Lanza et al. [59] retrospectively reviewed head injury patients to examine the predictive value of the GCS for tracheostomy in these patients. Of 47 patients divided according to their GCS rating, 34 had a GCS ≤ 7 and 13 had GCS > 7. They found that the likelihood of tracheostomy is significantly greater in patients with GCS ≤ 7. They recommended performing early tracheostomy in those patients to optimize resource utilization. Further studies are required to identify clearly the factors that can predict the need for prolonged endotracheal intubation and mechanical ventilatory support in trauma patients. By adopting a standardized method for selecting patients who will require early tracheostomy, prolonged ICU and hospital stay will be avoided and this will be certainly associated with better resource utilization.

Conclusion

The timing of tracheostomy in trauma patients is still a subject of debate and often influenced by practice preferences.
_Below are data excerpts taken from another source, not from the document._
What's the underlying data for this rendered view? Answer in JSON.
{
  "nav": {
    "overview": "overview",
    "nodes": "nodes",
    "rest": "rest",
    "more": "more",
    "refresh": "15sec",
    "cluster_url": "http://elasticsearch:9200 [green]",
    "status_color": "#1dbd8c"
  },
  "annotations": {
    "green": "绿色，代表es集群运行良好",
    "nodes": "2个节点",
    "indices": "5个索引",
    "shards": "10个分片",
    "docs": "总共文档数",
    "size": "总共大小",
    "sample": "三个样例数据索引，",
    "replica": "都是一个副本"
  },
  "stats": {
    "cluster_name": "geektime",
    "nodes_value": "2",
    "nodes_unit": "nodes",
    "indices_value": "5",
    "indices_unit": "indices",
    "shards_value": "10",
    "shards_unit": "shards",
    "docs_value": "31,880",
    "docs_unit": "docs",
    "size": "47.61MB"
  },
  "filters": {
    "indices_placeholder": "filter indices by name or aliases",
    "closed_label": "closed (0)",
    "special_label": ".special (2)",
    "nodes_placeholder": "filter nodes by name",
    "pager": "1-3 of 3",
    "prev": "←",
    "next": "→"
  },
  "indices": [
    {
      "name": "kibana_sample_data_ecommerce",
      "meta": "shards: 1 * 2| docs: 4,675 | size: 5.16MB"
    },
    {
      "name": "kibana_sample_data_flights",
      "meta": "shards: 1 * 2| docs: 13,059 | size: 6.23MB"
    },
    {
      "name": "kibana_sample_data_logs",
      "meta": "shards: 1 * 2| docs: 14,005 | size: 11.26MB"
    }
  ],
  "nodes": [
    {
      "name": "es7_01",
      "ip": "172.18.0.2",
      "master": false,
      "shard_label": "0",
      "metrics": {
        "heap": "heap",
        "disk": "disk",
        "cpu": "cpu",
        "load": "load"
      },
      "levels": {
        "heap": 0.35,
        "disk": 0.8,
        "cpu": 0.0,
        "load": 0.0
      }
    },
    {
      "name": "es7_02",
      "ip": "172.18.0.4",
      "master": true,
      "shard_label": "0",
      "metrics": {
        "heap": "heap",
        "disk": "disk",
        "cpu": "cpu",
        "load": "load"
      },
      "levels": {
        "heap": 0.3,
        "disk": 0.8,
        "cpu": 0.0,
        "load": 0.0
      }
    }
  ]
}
However, numerous retrospective studies and a few randomized controlled studies have demonstrated the benefits of early tracheostomy in trauma patients in terms of ICU and hospital length of stay and mechanical ventilation duration. Large prospective randomized studies are required to define the proper timing of tracheostomy. In addition, predictors of prolonged ventilatory support in trauma need to be validated in large studies. Such predictors are likely to help in selecting patients who will benefit from early tracheostomy.

Nevertheless, the existing data suggest that tracheostomy should be strongly considered if a trauma patient needs more than 7 to 10 days of endotracheal intubation. This general conclusion should be modified on an individual basis, however, taking into account the anticipated duration of mechanical ventilation and the ability to protect the airways.